Ok, well, the crows are very kind. I would like it if you could call me back. (The phone goes dead, his grandmother waits.) He returns, explaining, "I was just trying to find them but I couldn't. They were flying above me and we were talking. It was very, very magical this morning.  I really like the crows now that we have met each other, more. When I want I just go "Caw, Caw" (more enthusiasm). They will answer "Caw, Caw," that's if there are any around.

 (Pause) I am up stairs with no windows open and I just learned, they hear me! Now um, I have no windows open. They have great hearing! I just learned too because I am upstairs.  I'd like it if you could call me back. Oh, that I have said three times. *

*An early morning telephone conversation on voice mail from a seven year old grandson.

Thursday, July 4, 2013

age puzzles me...

Age puzzles me. I thought it was a quiet time. My seventies were interesting and fairly serene, but my eighties are passionate.
Florida Scott-Maxwell

When my grandmother was in her sixties, I grieved because she was “old”. I studied her wrinkles, grey hair, and the brown spots on her hands. In my young mind, she appeared rather ancient. I feared she might die at any time.

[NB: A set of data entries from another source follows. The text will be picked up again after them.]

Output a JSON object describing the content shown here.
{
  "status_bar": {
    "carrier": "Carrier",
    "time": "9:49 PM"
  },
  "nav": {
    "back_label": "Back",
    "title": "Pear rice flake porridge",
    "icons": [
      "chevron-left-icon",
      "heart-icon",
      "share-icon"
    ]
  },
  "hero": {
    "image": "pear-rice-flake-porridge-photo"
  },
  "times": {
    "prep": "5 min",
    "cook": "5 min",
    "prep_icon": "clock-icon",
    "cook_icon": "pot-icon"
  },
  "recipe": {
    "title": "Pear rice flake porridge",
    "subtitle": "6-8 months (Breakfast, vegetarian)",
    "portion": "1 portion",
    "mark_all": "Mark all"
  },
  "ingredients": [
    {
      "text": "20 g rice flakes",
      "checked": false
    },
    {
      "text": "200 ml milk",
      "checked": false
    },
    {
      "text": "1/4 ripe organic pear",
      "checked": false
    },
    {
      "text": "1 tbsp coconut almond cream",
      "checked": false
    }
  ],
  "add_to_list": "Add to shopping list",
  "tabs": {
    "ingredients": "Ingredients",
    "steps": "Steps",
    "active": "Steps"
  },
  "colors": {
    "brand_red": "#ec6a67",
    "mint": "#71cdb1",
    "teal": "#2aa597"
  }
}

In her early eighties she took a trip by herself across Canada on the train, stopping in various provinces to visit family and friends. A year later, because of her husband, she entered a senior’s home.  I grieved.

This section of her life lasted twenty years. In the "home" her reputation grew. She visited the sick, read to “those who can’t see”, and brought joy to many who otherwise would have been lonely and isolated. When she was a hundred, she heard from the Queen (a send out I am sure) and her Member of Parliament paid a visit. We laughed when she related how she had challenged him with humor. During my last visit with her, enfeebled somewhat from her hundred years plus, she wrapped my four young children in love, asking them about their lives, always about their lives.

Months after she had passed, I continued to hear from others the caring she shared and the difference she had made in her eighties and nineties and hundreds. 

Age puzzles me less. I often think if only I had not “written” her off as “old” twenty-five years ago. How young she would be at seventy-five.